Apesar do avanço, o setor ainda carrega uma cultura historicamente masculina. Gabriela relata que já enfrentou situações de preconceito, muitas vezes de forma sutil ou velada. “Isso normalmente aparece em forma de questionamentos iniciais ou certa surpresa ao ver uma mulher em posição de liderança no canteiro de obras”, revela.

Para superar essas barreiras, a estratégia tem sido a excelência. “Aprendi que a melhor forma de lidar com essas situações é por meio de postura profissional, conhecimento técnico e consistência nas decisões”. Ela acredita que equipes diversas trazem ganhos em organização de processos e ambiente de trabalho.
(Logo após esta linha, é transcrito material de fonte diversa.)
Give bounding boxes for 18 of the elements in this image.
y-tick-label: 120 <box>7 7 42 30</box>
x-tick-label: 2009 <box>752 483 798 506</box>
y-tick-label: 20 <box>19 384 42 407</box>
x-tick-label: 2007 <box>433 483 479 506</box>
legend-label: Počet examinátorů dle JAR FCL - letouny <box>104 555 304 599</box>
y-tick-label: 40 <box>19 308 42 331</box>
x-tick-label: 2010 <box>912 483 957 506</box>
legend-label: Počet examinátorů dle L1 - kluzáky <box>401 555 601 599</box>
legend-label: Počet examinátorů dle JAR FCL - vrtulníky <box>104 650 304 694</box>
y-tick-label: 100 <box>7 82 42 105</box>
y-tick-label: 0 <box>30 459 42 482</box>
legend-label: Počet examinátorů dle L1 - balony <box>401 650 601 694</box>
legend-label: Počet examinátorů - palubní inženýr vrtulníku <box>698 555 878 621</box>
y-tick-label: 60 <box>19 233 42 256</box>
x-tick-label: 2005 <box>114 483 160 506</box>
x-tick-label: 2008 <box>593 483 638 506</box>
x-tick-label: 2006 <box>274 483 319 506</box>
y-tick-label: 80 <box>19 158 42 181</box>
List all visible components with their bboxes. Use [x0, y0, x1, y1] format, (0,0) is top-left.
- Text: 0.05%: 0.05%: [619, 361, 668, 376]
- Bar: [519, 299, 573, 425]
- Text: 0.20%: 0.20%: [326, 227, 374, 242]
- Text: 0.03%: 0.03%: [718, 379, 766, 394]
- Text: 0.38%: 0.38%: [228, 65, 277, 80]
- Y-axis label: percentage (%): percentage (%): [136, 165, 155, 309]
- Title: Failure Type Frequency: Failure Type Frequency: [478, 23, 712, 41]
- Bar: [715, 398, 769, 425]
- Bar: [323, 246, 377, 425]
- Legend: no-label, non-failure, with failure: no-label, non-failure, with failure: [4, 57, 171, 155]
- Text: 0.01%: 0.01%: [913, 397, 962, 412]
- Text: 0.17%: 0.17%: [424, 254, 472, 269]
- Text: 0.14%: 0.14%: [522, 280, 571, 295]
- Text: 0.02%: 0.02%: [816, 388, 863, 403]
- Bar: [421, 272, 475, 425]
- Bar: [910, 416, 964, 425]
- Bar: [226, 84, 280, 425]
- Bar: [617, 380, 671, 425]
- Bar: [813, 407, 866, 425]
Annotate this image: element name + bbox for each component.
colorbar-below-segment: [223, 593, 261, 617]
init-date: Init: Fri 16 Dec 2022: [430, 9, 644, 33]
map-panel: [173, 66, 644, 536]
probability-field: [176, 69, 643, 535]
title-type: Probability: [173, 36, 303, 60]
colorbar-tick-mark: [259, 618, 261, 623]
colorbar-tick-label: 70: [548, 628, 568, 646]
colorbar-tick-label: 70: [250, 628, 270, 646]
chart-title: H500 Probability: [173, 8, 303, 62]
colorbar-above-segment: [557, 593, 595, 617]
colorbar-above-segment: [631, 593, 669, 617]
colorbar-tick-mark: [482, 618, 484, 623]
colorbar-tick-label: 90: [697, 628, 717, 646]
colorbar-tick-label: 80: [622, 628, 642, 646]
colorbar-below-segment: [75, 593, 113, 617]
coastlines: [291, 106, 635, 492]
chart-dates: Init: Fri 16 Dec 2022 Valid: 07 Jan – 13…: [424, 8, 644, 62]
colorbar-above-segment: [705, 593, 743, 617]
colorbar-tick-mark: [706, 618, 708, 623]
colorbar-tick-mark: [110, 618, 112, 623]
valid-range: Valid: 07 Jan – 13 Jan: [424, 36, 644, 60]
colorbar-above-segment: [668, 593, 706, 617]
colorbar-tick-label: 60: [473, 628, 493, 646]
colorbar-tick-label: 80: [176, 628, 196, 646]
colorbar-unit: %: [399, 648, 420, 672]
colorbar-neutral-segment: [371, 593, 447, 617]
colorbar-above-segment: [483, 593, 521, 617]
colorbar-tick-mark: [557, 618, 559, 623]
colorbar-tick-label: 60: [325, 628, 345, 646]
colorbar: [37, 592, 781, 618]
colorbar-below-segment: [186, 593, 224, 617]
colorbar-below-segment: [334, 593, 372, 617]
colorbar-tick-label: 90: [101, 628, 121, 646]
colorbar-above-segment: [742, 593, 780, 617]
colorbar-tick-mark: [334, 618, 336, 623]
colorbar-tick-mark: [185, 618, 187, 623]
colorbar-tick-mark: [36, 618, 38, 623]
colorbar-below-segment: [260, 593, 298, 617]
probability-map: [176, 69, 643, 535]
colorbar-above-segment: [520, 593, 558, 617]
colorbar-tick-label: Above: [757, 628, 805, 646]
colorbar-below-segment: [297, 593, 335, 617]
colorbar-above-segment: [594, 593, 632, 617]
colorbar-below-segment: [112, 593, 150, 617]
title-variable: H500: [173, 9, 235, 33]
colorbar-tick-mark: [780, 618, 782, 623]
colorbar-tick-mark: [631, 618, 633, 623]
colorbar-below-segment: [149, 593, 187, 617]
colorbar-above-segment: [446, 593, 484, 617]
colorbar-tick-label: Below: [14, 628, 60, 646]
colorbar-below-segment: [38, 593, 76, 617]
Na regional de Goiás da MRV, onde as entrevistadas atuam, as mulheres já ocupam 60% dos cargos de liderança.

Habilidades e perspectivas futuras

Na visão de quem está no comando, as mulheres trazem contribuições específicas para a engenharia, especialmente em organização e comunicação. Em ambientes complexos, onde várias frentes de trabalho ocorrem simultaneamente, ter uma visão estruturada dos processos é vital para o andamento da obra.

“Hoje vemos muitas mulheres trazendo preparo técnico, visão de gestão e disciplina na execução, o que impacta diretamente na qualidade das entregas”, analisa Gabriela. Para o futuro, a mensagem para as estudantes de engenharia é de otimismo: “a presença feminina na engenharia não é mais uma exceção — ela está se tornando parte natural da transformação e do futuro da construção civil”.